To set up domain-wide delegation:

  1. Click on the Google Developers Console hamburger menu. menu on the upper-left corner of the Google Developers Console.
  2. Go to API Manager > Credentials.
  3. On the Credentials page, under OAuth 2.0 client IDs, go to the entry for your service account and take note of the Client ID. Credentials page in Google Developers Console displaying the OAuth 2.0 client ID for created service accounts.

  4. Go to the Google Apps Admin Console. In the Admin Console, click on Security.
    Select Security to manage security features in the Google Apps admin console.
  5. On the Security page, click Show more.
  6. Click on Advanced settings to expand it.
  7. Under Authentication, click Manage API client access. Select "Manage API client access" under Authentication in Advanced settings on Google Apps admin console.
  8. In Manage API client access, enter:
    1. Client Name: Your Service account Client ID (For example, 116877825065678775170).
    2. One or More API Scopes: For each Google Apps product that you wish to scan, you must apply a different API Scope.
      The following is a list of API Scopes required for DATA RECON to work with each Google Apps service:

      Google Apps service API Scope
      All (required) https://www.googleapis.com/auth/admin.directory.user.readonly
      Google Drive https://www.googleapis.com/auth/drive.readonly
      Google Tasks https://www.googleapis.com/auth/tasks.readonly
      Google Calendar https://www.googleapis.com/auth/calendar.readonly
    3. Click Authorize.

Add Credentials

  1. In the main menu, click on No usernames or passwords.

    Click "No usernames or passwords" to add credentials for a Google Target in the Data Recon dashboard.

  2. In the Search target credentials dialog box, click + Add and select one of the following Target types:
    • Google Docs
    • Google Tasks
    • Google Calendars
  3. Fill in the following fields:
    • Target location: Enter the Google Apps domain.
    • Username: Enter a Google Apps domain administrator email address.
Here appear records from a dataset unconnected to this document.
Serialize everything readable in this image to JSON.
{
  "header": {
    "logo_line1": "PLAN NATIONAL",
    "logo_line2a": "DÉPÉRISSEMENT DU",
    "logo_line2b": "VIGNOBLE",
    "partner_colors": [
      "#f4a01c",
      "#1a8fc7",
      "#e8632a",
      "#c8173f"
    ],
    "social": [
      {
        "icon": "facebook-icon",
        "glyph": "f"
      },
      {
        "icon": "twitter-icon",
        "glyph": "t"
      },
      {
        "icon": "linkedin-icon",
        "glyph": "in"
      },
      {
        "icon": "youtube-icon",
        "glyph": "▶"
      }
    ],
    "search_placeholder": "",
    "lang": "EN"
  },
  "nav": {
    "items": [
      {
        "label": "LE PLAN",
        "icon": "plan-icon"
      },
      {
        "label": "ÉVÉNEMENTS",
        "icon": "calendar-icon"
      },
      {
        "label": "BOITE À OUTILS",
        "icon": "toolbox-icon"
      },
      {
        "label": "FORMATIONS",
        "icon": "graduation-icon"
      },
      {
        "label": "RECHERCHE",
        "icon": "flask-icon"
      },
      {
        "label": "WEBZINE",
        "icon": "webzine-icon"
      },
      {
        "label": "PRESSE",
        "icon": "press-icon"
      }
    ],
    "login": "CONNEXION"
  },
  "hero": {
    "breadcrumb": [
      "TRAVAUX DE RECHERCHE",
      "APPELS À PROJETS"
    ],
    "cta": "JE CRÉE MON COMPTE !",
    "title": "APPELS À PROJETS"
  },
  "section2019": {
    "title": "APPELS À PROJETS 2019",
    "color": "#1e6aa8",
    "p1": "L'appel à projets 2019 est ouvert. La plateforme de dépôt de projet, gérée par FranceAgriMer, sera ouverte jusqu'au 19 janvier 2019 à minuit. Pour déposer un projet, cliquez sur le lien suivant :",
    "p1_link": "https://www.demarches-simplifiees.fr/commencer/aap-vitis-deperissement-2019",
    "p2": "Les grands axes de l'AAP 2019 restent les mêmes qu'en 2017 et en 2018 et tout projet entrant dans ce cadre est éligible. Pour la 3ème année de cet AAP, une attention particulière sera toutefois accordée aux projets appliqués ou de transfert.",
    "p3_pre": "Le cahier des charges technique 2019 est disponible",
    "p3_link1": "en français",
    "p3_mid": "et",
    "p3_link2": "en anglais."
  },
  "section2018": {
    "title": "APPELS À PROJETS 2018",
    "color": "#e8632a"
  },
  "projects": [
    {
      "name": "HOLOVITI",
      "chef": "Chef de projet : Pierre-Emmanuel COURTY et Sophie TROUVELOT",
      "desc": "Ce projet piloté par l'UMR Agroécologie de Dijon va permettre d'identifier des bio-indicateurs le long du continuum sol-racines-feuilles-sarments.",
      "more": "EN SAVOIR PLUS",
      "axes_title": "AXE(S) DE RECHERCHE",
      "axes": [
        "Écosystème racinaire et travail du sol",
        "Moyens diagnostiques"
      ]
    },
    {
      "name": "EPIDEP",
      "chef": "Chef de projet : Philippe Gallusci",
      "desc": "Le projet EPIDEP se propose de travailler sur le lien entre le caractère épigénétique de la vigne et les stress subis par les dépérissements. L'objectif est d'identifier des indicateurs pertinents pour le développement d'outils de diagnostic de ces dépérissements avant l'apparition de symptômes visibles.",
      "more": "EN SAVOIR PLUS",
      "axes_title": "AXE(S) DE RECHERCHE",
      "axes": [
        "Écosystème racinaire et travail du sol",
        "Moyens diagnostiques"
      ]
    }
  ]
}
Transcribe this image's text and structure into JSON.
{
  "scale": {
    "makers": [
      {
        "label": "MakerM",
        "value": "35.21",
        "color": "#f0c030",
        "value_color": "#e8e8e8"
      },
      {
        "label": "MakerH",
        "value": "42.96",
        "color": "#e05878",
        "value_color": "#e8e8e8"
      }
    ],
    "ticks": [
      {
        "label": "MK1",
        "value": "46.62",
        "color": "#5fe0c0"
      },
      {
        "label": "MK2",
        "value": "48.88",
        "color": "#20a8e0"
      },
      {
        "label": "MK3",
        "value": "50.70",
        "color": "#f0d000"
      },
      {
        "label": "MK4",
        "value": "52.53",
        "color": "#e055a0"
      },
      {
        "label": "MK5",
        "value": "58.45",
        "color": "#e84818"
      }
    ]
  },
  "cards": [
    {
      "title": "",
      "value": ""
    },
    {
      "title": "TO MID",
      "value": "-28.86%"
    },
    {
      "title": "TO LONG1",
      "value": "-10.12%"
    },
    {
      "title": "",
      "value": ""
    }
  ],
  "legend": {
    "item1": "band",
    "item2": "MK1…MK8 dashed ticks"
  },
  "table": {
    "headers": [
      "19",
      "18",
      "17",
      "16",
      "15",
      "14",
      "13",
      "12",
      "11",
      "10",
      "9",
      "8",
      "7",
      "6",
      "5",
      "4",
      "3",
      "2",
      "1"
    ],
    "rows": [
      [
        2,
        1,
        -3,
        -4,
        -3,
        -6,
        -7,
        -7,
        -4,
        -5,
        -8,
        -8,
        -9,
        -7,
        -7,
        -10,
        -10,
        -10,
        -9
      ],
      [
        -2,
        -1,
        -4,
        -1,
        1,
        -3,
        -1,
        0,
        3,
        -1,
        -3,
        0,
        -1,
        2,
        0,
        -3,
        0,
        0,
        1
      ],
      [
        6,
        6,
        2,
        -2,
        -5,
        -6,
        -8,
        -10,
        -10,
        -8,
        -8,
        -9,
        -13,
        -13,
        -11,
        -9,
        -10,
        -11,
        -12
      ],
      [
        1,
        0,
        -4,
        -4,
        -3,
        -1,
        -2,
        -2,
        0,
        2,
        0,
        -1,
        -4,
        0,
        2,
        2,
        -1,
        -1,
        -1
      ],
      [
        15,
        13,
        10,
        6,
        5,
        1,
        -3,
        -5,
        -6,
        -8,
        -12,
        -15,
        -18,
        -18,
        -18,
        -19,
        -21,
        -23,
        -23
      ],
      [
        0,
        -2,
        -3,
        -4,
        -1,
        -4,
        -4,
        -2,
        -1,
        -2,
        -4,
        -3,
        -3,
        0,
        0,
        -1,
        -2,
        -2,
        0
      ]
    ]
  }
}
    • Password: Leave blank.
  4. Click + Add again, and select the same Target type.
  5. Fill in the following fields:
    • Target location: Enter the Google Apps domain used in step 2.
    • Username: Enter the service account name obtained in Create a Service Account.
    • Password: Enter the file name of the P12 key obtained in Create a Service Account. The P12 key must be saved in the same folder as the DATA RECON executable.
  6. (Optional) Under Encrypt credentials enter a master password to encrypt stored credentials.

    Credentials are only saved if:
  7. Click Ok.

Add Target

  1. In the main menu, click on Search all local files.
    Click "Search all local files" to bring up "Search targets" dialog box to add a Google Apps Target in Data Recon.
  2. In the Search targets dialog box, click + Add and select Cloud Storage.
  3. Select one of the following and click + to expand the selection:
    • Google Drive
    • Google Tasks
    • Google Calendars
  4. In the Add Google Apps domain field, enter the Google Apps domain name.

  5. Press Enter to add the specified Google Apps domain as a Target.
  6. (Optional) Click + to expand the added Target and select specific objects to scan.
  7. Click Select and then Ok to finish adding the Google Target.